Williams tells us about an evolution in her own thinking as she met with many experts and learned more about the factors that influence the likelihood that a woman may develop breast cancer, including genes, childhood exposures, reproductive history and later exposures such as hormone therapy.

I was increasingly learning that the whole blame-your-lifestyle approach to understanding breast cancer is problematic. In a way, it presents an excuse not to probe into the deeper reasons for disease. As environmental historian Nancy Langston put it, ‘Traditional medicine and public health practices have been reductive, focused on individual risk factors for disease.’ Instead, she argues, we need a more ecological understanding that explores how genes and the environment interact to compromise our immune system in the first place.

In her concluding chapter, Williams notes that treatment of women with breast cancer has improved and more women are living longer after a breast cancer diagnosis. But she points out, “ultimately, though, diagnostics and treatments are already measures of defeat: the tumor has arrived.” She believes that to spare women the agonies of breast cancer and its treatment, as a society we need to focus more on the big picture of health and on prevention.

Call me a dreamer, but I’d rather have healthy pipes to begin with. This is where prevention gets trickier. On a personal level, it means making vexing choices: drinking less alcohol, seeking alternative menopause treatments, exercising (a lot), scrutinizing labels, and reducing exposures to toxins and endocrine disruptors. These measures only take us so far. A better and more successful approach would be a societal one in which industries have incentives to design safer products and make healthier foods, and governments adopt a commonsense and rigorous approach to testing and regulating chemicals. Social policies could encourage more breast-feeding and less obesity.

The book is an easy read and quite fascinating. After reading this book, I appreciate even more than I did before the extent to which our breasts are a highly communicative organ, primed to respond to signals both internal and external. The trait is important, at least from an evolutionary standpoint, but makes us more vulnerable to the development of cancer in the world we live in now.

I’d like to think there is cause for hope in this story. But there is only so much we can do as individuals to reduce our risk. As Williams describes, we’re going to need changes in incentives and in public policy in order to address exposures that are beyond our ability to alter as individuals. It is hard to see how the rising toll of global deaths from breast cancer can be reduced without these kinds of changes.

7 comments

    1. Thanks so much for sharing my review with your readers! I think it’s definitely a worthwhile addition to any reading list on women’s health or breast cancer.

  1. Hi Lisa,
    I’ve had this book on my to-read list for quite some time now. Your excellent review makes me want to move it up on my list! Thanks for sharing your thoughts on it.

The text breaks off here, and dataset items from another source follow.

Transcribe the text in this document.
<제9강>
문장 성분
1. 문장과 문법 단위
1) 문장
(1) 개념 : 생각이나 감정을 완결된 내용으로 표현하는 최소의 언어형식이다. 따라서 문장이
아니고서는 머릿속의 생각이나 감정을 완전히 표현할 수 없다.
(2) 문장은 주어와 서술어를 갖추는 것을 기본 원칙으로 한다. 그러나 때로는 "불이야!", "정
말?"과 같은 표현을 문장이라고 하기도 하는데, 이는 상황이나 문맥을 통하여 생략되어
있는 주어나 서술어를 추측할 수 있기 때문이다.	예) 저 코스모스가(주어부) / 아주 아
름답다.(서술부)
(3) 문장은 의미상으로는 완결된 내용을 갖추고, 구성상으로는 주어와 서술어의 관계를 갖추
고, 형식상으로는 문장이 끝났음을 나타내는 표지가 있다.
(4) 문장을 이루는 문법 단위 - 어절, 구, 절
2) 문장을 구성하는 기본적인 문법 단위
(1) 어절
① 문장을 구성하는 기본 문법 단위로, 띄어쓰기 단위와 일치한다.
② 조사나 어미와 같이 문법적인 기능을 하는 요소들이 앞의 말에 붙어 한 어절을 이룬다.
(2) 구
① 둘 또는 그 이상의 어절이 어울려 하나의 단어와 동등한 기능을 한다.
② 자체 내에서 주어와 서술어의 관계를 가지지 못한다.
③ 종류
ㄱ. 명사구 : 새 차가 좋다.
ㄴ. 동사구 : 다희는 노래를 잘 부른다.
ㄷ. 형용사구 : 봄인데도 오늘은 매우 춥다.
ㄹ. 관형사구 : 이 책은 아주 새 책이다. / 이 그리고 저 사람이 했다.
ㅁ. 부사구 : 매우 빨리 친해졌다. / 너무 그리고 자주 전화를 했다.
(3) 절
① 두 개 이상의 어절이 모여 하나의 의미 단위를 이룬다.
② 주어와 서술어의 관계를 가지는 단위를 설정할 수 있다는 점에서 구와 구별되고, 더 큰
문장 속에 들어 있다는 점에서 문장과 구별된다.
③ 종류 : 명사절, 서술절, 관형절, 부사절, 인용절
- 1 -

  2. I listened to this book a few months ago while doing my job as a dog-walker (hurray for whispersync). I loved it and was especially happy with one of her larger points, which you’ve talked about here: there is only so much individuals can do to reduce risk. We need public policy to address the risks we encounter and cannot control. I think this a big part of the “blame the patient” game that happens in cancer.

    1. Hi, CC. Interesting to know you enjoyed the book too. I felt that I learned a great deal from it. Yes, we really need a more balanced, more complete approach to dealing with cancer risk. Right now, we mostly hear only part of the story — those things individuals can/should do to reduce their risk. But the exposures we can’t control aren’t receiving nearly the attention.